You're not entirely wrong, however, I do not really agree with your conclusions.
I am French, so I come from a world at a cross between the NHS "wait and carry on" and the American high interventionism even when the benefits/risks balance isn't necessarily in the right direction.
The difference between the UK and France? It's the same system, of a state-subsidised healthcare, but unlike the UK, private care is subsidised at the same level (if your NHS GP gets paid £25 for a 15mins appointment, then the French state considers that it shall fund £25 towards that primary care for you but leave up to you the choice of with whom you'll spend it. Primary or secondary care, state-funded in France means choice between state offer and private offer.
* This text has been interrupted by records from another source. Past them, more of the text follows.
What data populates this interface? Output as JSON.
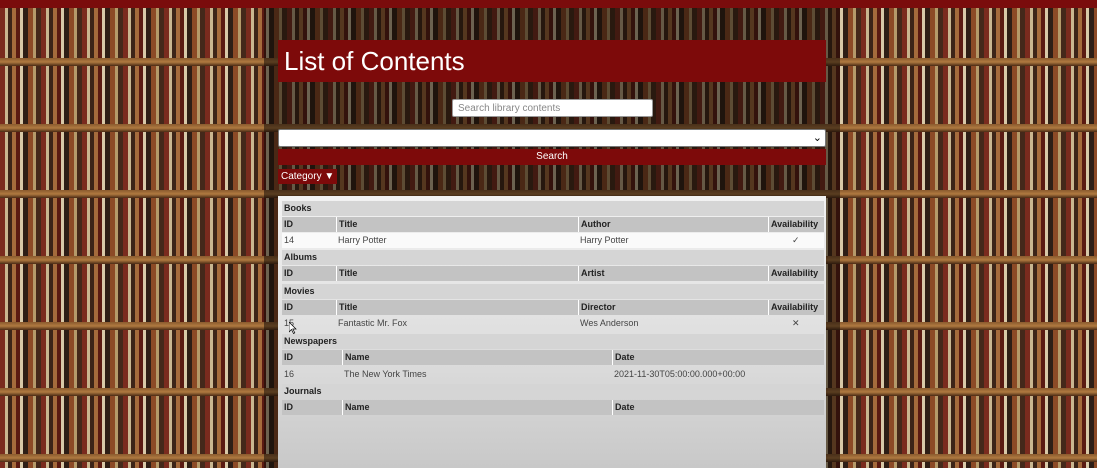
{
  "header": {
    "title": "List of Contents"
  },
  "search": {
    "placeholder": "Search library contents",
    "button_label": "Search"
  },
  "filter": {
    "category_label": "Category ▼",
    "select_value": ""
  },
  "sections": {
    "books": {
      "title": "Books",
      "columns": [
        "ID",
        "Title",
        "Author",
        "Availability"
      ],
      "rows": [
        {
          "id": "14",
          "title": "Harry Potter",
          "author": "Harry Potter",
          "availability": "✓"
        }
      ]
    },
    "albums": {
      "title": "Albums",
      "columns": [
        "ID",
        "Title",
        "Artist",
        "Availability"
      ]
    },
    "movies": {
      "title": "Movies",
      "columns": [
        "ID",
        "Title",
        "Director",
        "Availability"
      ],
      "rows": [
        {
          "id": "15",
          "title": "Fantastic Mr. Fox",
          "director": "Wes Anderson",
          "availability": "✕"
        }
      ]
    },
    "newspapers": {
      "title": "Newspapers",
      "columns": [
        "ID",
        "Name",
        "Date"
      ],
      "rows": [
        {
          "id": "16",
          "name": "The New York Times",
          "date": "2021-11-30T05:00:00.000+00:00"
        }
      ]
    },
    "journals": {
      "title": "Journals",
      "columns": [
        "ID",
        "Name",
        "Date"
      ]
    }
  },
  "colors": {
    "accent": "#7d0a0a",
    "panel": "#e6e6e6"
  }
}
Since in France the private offer is financially aligned with the state offer (to be funded the doctors have to sign a convention, meaning their price needs to remain in a certain range) and state-funded, French people get more of a similar level of care to Americans than British people.
For example, I had a deep cleaning of my teeth every 6 to 12 months in my life (state-funded) and considered it a norm, something you have to do just to keep healthy teeth and that everyone do.
I was in for a serious shock when I came to live in the UK. The state doesn't even find it its duty to treat a tooth infection. Apparently, in the UK an infection doesn't have to be treated if it's sitting in your teeth, despite the cardiovascular risks? I mean, sure if you get up at 8 am (and not 8.30 then it's too late!) to ask for a phone call from your GP you might get some antibiotics sent your way, which won't solve the underlying issue. Because alas, when it comes to removing the dead tissue from your mouth causing the infection, you'll be in from your pocket and to a cost that would seem absolutely scandalous to a French person.
As a result of being able to access everything state-funded, including private care, French people have the best of both worlds (ranked 1st healthcare service in the world by WHO), and a less dogmatic view of what harm or good both the British and the American healthcare systems provide.
So our views (which are shared by most state-subsidised healthcare residents, such as Ireland, Germany, Italy, and so on) are that :
- the British (state-funded) healthcare is absolutely too minimalistic, to the point that it endangers lives, end of it; You'll be better served in Italy or Spain, considering that the private healthcare is as unregulated and expensive (albeit excellent) as the American one.
- the American healthcare is mostly excellent when you can afford it, and within reason kept; There is indeed a push-to-intervene tendency, which is immediately identifiable at the C-section rate.
And since I'm in the UK I've been constantly treated as if I just swallow pills for fun and I need none of it. However, during my decades in France I've never seen as many walking aids as I've seen in a couple of years in the UK, not to mention the bad teeth or the many coughs or the severe obesity (pain prevents you to exercise, which makes you put on weight, which prevents you to exercise, vicious circle and unsurprisingly I couldn't access in the UK the pain management I had in France and was more or less offered mindfulness instead) and found that mostly any call to the GP in the UK concludes by the GP ordering you to "just buy xxxx OTC".
To illustrate how minimal the British healthcare is, French GPs have a dispensary in London for French citizens in the UK, and this despite the fact that any French citizen necessarily access the NHS for free (I mean pre-brexit and (pre)settled status, I don't know how it works now since if not leave to remain). https://www.df-sfb.org.uk/fr/
Do you know a British dispensary in Paris? Because I don't.